Com a compra de imóveis abaixo do valor venal e, inclusive, com ameaças a proprietários, os bandidos deixaram um rastro de degradação – o que, por óbvio, tem impacto na valorização do entorno. Segundo a apuração, o PCC adquiriu 78 hotéis e hospedarias, espraiando o fluxo para as proximidades das Praças Marechal Deodoro e Princesa Isabel, dos Largos do Arouche e Paiçandu, além das Avenidas São João e Duque de Caxias.

Lojistas e moradores, como se sabe, viraram alvo da violência, vivendo sob o signo do medo e de prejuízos.

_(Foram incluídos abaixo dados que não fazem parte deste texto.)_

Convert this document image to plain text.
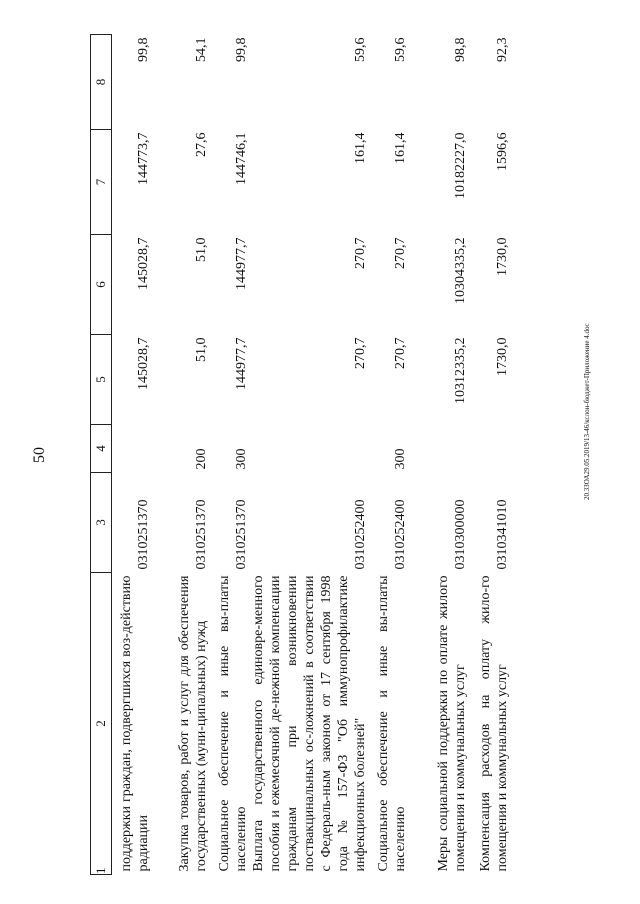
50
1	2	3	4	5	6	7	8
	поддержки граждан, подвергшихся воз-действию радиации	0310251370		145028,7	145028,7	144773,7	99,8
	Закупка товаров, работ и услуг для обеспечения государственных (муни-ципальных) нужд	0310251370	200	51,0	51,0	27,6	54,1
	Социальное обеспечение и иные вы-платы населению	0310251370	300	144977,7	144977,7	144746,1	99,8
	Выплата государственного единовре-менного пособия и ежемесячной де-нежной компенсации гражданам при возникновении поствакцинальных ос-ложнений в соответствии с Федераль-ным законом от 17 сентября 1998 года № 157-ФЗ "Об иммунопрофилактике инфекционных болезней"	0310252400		270,7	270,7	161,4	59,6
	Социальное обеспечение и иные вы-платы населению	0310252400	300	270,7	270,7	161,4	59,6
	Меры социальной поддержки по оплате жилого помещения и коммунальных услуг	0310300000		10312335,2	10304335,2	10182227,0	98,8
	Компенсация расходов на оплату жило-го помещения и коммунальных услуг	0310341010		1730,0	1730,0	1596,6	92,3
20.3ЗОА29.05.2019/13-46/кслон-бюджет-Приложение 4.doc
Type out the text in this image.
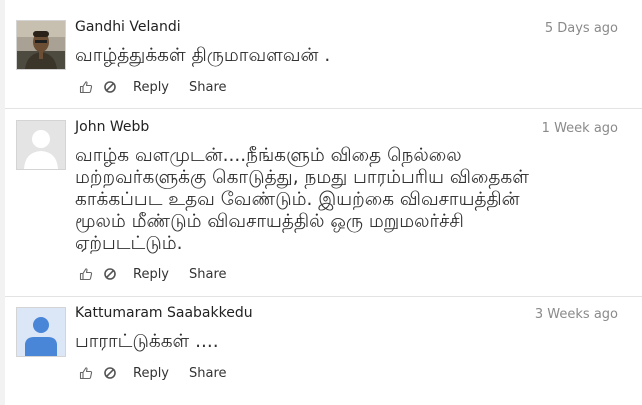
Gandhi Velandi	5 Days ago
வாழ்த்துக்கள் திருமாவளவன் .
Reply Share
John Webb	1 Week ago
வாழ்க வளமுடன்....நீங்களும் விதை நெல்லை மற்றவர்களுக்கு கொடுத்து, நமது பாரம்பரிய விதைகள் காக்கப்பட உதவ வேண்டும். இயற்கை விவசாயத்தின் மூலம் மீண்டும் விவசாயத்தில் ஒரு மறுமலர்ச்சி ஏற்படட்டும்.
Reply Share
Kattumaram Saabakkedu	3 Weeks ago
பாராட்டுக்கள் ....
Reply Share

Em demonstração da força do crime e da fraqueza do poder público, comerciantes baixaram as portas.

Agora, a Polícia Civil seguiu, corretamente, por uma nova trilha, após ações tão espalhafatosas quanto insuficientes. Em paciente investigação, os agentes mapearam o trajeto do fluxo no centro histórico e localizaram imóveis que davam suporte ao tráfico – a verdadeira raiz do problema que se espalhou pela região.

Os policiais identificaram, então, operações de compra e venda de imóveis em nome de porteiros, ajudantes gerais e até de usuários de droga. A avaliação de movimentações bancárias dos suspeitos, com base em análises do Conselho de Controle de Atividades Financeiras (Coaf), ajudou os investigadores a entenderem a estrutura dos negócios do PCC e a hierarquia do bando.

De posse de informações bem organizadas, a Justiça deu a ordem para fechar 26 hospedarias clandestinas, expediu 124 mandados de busca e apreensão e determinou o bloqueio de dinheiro em 28 contas bancárias. É isso que tem potencial para sufocar o PCC. Com o esquema desvendado, a Polícia Civil e a Guarda Civil Municipal, com 600 agentes, foram às ruas, em um claro sinal de cooperação.

A Operação Downtown levou à prisão 15 suspeitos e apreendeu celulares, dinheiro, crack, skank e cocaína. Sem confronto, bombas ou pânico, uma importante batalha contra o PCC foi vencida, mas a guerra está longe de terminar, razão pela qual será necessário ampliar a coordenação dos esforços policiais e investir em inteligência.